By Associate Professor Tim Fawns
Posted Thursday 22 August, 2025
At Monash, we’ve recently introduced challenge space conversations, a new kind of dialogue inspired by Monash’s Programmatic Assessment and AI Review (PAAIR) project and our shared need to navigate educational problems or areas of inquiry where clarity is lacking and definitive answers are hard to come by.
Hosted as online webinars, challenge space conversations bring together a panel of people with specialist knowledge who are tasked, not with providing answers, but with thinking aloud and grappling with the complexity of the issues.
In this third challenge space conversation, I chatted with Professor Claire Palermo, Professor Ari Seligmann and Professor Liesbeth Baartman (from Utrecht University of Applied Sciences and Maastricht University, School of Health Professions Education) about what it means to design and evaluate curricula for coherent, cumulative learning, and how to align outcomes across units and courses, track development over time, and capture important learning beyond formal outcomes.
The challenge
How do learning outcomes work in programmatic assessment?
This conversation was held 17th July, 2025. The recording and key takeaways from the conversation are below. I hope you enjoy our conversation and find it useful.
A full transcript of this conversation is available. You can also explore our playlist of previous Challenge Space recordings.
Key takeaways from panellists
Liesbeth Baartman
One of the key messages for me would be to focus on student learning.

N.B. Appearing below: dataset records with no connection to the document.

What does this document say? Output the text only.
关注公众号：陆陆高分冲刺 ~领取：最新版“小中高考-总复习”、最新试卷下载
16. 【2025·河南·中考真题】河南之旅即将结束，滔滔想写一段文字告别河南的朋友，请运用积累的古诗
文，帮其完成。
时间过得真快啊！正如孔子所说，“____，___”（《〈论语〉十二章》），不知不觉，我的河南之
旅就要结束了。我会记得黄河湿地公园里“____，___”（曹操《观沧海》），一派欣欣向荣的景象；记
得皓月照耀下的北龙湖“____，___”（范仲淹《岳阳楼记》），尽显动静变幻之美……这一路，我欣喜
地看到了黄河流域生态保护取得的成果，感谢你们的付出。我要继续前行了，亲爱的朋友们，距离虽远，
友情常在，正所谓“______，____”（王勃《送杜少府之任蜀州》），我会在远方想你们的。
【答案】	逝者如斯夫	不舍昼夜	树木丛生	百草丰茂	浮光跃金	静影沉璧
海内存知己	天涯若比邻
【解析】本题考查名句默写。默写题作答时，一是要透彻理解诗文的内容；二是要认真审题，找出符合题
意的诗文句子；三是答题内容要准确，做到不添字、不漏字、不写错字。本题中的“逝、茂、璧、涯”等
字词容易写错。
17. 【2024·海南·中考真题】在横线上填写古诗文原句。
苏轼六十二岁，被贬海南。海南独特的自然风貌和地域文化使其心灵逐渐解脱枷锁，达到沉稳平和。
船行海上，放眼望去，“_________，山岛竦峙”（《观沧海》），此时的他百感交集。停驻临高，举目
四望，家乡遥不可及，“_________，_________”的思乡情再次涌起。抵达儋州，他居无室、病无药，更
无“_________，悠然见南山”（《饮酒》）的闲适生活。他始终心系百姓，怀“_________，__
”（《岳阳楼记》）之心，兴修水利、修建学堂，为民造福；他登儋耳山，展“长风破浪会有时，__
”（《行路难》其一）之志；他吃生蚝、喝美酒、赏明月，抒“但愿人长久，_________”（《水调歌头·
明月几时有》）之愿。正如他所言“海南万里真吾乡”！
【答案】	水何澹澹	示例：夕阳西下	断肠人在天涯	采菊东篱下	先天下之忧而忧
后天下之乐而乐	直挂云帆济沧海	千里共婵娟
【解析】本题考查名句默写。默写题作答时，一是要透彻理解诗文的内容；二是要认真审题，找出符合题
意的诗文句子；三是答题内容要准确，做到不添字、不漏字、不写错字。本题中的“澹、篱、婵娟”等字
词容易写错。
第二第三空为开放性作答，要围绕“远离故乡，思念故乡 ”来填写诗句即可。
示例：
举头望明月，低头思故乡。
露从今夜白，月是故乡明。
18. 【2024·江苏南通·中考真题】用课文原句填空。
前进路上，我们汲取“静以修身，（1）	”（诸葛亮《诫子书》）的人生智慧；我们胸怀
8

We started our discussion about decision making, but student learning is maybe even more important. So for me, programmatic assessment or course-wide approaches to assessment could provide students with the opportunity to really use feedback; to use feedback in next assignments, in next projects, whatever you might call them. I think that’s ultimately the most important thing that we should try to achieve in a curriculum, maybe even that’s something that we should start with. So how can we help students to meaningfully use feedback throughout the curriculum?
Tim Fawns
One of the things that the conversation stimulated for me was thinking about progress and broader outcomes and progression over time. Often, assessments are snapshots, but what we need them to be is samples of evidence that build on other samples… extending out, thinking about evaluating students as a much longer process. I liked the talk about the role of feedback in that process. Feedback is part of the glue that joins those different moments of evaluation together for students and for assessors. Feedback can help with the vertical integration of learning outcomes that Liesbeth was talking about.
Another takeaway was about the messaging that comes through in the types of assessment we do. What messages are students taking from the ways we do assessment?
And the final takeaway for me is also really a question: what kind of container or vessel is a unit? How are we conceiving of it? Is it a set of content? Is it a theme that is actually relevant to the wider program? Is it a project that students do? And how do those things combine into a curriculum or a program?
Claire Palermo
I’ve been reminded about the importance of seeing alignment of assessment to course learning outcomes over time and being able to see this as a whole picture or journey for a course.
Another important point for me has been that reaching a saturation point of evidence of learning is really important. We have some existing structures and systems through which to look at that saturation, without feeling like we need to create new structures to consider decision conversations.
Ari Seligmann
Programmatic approaches to assessment help us design armatures and learning journeys. They help us coordinate different scales and speeds of engagement and different scaffolding of activities along the journey, with feedback cycles that facilitate accumulation of knowledge and capacities along the way. We can plan and articulate intended journeys but also have to be flexible enough to negotiate all the non-standard paths diverse learners will navigate to similar destinations and the different speeds at which people might progress along those pathways. There are a lot of different things that we have to keep track of at the same time, but the considered coordination of different types of learning, scales and speeds is one of the promises of thinking programmatically.
Embrace the challenge
This session continues the series of PAAIR Challenge Conversations aimed at deepening understanding and practice around programmatic assessment and AI integration at Monash.
We’d love to hear your thoughts – what resonated with you, what questions do you have, and how might this apply to your own context? Feel free to share your reflections and join the conversation.

Associate Professor Tim Fawns
Tim Fawns is Associate Professor (Education Focused) at the Monash Education Academy. His role involves contributing to the development of initiatives and resources that help educators across Monash to improve their knowledge and practice, and to be recognised for that improvement and effort. Tim’s research interests are at the intersection between digital, professional and higher education, with a particular focus on the relationship between technology and educational practice.